Berger didn’t say specifically whether Senate Republicans would make a counteroffer, adding that the Republican-controlled House, the governor and the hospitals know their certificate of need position and that senators previously sent “several alternatives” to the House. He wouldn’t provide further specifics.
The Medicaid bill passed by the House in late June directed Cooper’s administration to develop an expansion plan by mid-December — after which legislators would take an up or down vote on it. The legislation left out supply-side medical reforms like certificate of need. In July, Moore called the Senate version a “nonstarter.”
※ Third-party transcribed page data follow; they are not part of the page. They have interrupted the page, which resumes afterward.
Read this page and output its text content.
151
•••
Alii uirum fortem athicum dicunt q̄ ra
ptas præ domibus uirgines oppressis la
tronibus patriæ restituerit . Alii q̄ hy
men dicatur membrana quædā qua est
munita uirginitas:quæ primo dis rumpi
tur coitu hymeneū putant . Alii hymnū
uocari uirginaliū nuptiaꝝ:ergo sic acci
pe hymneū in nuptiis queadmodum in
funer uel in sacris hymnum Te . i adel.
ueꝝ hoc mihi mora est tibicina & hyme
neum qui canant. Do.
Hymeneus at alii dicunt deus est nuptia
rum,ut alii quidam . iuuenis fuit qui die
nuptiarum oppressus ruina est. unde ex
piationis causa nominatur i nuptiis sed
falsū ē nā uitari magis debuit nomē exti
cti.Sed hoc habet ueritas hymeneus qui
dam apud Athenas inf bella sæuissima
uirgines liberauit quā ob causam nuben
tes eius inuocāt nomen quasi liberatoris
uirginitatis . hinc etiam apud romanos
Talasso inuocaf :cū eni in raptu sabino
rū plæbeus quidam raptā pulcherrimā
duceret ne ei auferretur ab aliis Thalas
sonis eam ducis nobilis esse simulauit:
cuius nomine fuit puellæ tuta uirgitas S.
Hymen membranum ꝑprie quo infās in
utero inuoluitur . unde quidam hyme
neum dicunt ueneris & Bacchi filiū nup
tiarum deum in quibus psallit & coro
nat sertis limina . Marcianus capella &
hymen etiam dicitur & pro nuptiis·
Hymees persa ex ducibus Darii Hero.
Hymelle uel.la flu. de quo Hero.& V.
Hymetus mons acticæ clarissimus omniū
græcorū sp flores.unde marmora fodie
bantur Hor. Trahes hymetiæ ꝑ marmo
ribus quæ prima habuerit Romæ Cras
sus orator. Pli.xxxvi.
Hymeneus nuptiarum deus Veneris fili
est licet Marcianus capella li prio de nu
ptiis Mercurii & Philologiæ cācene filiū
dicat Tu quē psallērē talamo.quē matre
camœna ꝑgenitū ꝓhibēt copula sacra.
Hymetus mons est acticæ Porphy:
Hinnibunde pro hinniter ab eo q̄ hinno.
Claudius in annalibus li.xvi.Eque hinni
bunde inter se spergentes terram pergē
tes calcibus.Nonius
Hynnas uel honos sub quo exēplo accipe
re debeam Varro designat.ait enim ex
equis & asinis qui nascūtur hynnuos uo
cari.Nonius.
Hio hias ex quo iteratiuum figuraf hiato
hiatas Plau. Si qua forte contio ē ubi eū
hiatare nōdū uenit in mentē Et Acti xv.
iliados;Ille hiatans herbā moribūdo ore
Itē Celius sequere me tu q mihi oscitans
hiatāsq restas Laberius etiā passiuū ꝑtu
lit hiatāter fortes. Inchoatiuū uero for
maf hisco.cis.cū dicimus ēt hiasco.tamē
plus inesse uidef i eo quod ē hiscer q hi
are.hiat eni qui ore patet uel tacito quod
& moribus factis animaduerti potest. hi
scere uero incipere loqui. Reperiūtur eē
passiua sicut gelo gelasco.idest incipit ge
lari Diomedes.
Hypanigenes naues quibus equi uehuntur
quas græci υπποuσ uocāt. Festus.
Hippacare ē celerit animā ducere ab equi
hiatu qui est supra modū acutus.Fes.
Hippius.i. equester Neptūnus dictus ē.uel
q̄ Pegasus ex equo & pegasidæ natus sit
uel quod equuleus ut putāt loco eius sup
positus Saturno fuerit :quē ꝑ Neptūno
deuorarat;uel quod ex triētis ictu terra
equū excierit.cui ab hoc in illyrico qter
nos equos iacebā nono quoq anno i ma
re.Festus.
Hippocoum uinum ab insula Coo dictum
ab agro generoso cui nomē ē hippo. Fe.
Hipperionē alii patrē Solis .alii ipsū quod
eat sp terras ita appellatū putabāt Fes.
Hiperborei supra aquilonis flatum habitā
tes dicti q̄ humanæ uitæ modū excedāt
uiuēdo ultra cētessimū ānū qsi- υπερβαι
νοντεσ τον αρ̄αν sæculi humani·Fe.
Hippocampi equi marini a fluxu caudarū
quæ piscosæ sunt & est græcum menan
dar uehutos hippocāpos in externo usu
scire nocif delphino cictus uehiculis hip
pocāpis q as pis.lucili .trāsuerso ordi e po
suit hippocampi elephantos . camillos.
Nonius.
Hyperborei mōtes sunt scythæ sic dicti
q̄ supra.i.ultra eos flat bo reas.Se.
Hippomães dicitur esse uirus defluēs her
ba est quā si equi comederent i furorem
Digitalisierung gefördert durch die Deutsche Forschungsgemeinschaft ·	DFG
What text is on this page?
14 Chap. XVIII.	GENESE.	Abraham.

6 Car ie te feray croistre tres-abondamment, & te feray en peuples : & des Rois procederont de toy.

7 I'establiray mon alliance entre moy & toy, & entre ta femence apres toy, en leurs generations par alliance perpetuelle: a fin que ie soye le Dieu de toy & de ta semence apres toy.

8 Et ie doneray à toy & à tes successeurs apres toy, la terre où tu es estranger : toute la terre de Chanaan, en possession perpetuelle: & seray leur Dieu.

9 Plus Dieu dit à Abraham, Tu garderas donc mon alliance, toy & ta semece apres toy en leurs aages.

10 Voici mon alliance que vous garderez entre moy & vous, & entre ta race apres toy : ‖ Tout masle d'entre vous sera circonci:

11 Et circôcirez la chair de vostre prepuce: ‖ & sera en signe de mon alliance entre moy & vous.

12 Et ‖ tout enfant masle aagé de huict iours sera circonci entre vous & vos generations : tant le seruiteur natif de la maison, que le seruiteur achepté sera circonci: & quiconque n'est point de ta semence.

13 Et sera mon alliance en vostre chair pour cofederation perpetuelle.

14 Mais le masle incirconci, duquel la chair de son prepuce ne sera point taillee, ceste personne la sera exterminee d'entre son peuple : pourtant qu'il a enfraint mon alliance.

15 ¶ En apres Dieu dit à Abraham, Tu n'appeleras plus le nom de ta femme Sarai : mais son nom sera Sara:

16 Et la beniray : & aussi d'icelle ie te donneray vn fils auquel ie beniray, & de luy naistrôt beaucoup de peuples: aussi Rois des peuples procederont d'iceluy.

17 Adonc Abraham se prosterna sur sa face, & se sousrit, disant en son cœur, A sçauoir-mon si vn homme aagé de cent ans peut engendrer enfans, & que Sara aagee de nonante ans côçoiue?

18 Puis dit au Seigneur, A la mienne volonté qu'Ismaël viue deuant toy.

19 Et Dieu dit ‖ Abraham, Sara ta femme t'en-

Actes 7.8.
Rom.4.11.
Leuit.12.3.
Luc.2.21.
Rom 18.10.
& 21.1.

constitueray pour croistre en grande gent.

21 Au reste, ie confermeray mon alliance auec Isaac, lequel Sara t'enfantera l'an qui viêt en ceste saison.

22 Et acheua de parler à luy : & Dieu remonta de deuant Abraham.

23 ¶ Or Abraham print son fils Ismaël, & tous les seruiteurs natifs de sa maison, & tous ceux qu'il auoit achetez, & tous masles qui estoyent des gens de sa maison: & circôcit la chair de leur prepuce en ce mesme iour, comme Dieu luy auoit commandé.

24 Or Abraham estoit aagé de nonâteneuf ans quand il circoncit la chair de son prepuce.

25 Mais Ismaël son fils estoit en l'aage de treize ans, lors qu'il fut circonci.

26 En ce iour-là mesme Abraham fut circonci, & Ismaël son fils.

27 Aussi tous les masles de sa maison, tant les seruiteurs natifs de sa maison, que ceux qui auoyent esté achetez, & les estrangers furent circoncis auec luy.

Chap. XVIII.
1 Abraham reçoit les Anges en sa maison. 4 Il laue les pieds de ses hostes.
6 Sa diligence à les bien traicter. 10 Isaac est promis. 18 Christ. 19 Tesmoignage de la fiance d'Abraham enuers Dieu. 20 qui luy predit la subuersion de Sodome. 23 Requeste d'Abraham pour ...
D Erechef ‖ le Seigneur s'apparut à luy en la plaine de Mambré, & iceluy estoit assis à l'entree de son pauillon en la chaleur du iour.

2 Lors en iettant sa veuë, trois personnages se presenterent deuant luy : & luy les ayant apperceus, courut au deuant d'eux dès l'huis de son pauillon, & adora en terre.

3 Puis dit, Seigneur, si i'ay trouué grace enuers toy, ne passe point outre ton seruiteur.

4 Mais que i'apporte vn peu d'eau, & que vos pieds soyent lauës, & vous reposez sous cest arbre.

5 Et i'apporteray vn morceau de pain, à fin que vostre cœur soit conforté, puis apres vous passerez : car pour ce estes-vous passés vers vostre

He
When the legislature’s primary work session ended July 1, legislative leaders scheduled monthly three-day sessions, including one that began Tuesday, to take up any urgent matters — or potentially an expansion agreement. Like the previous two monthly meetings, this week’s session also will have no recorded votes.
If action isn’t taken by year’s end, Medicaid expansion efforts would reset as a new edition of the 170-member General Assembly is seated in January.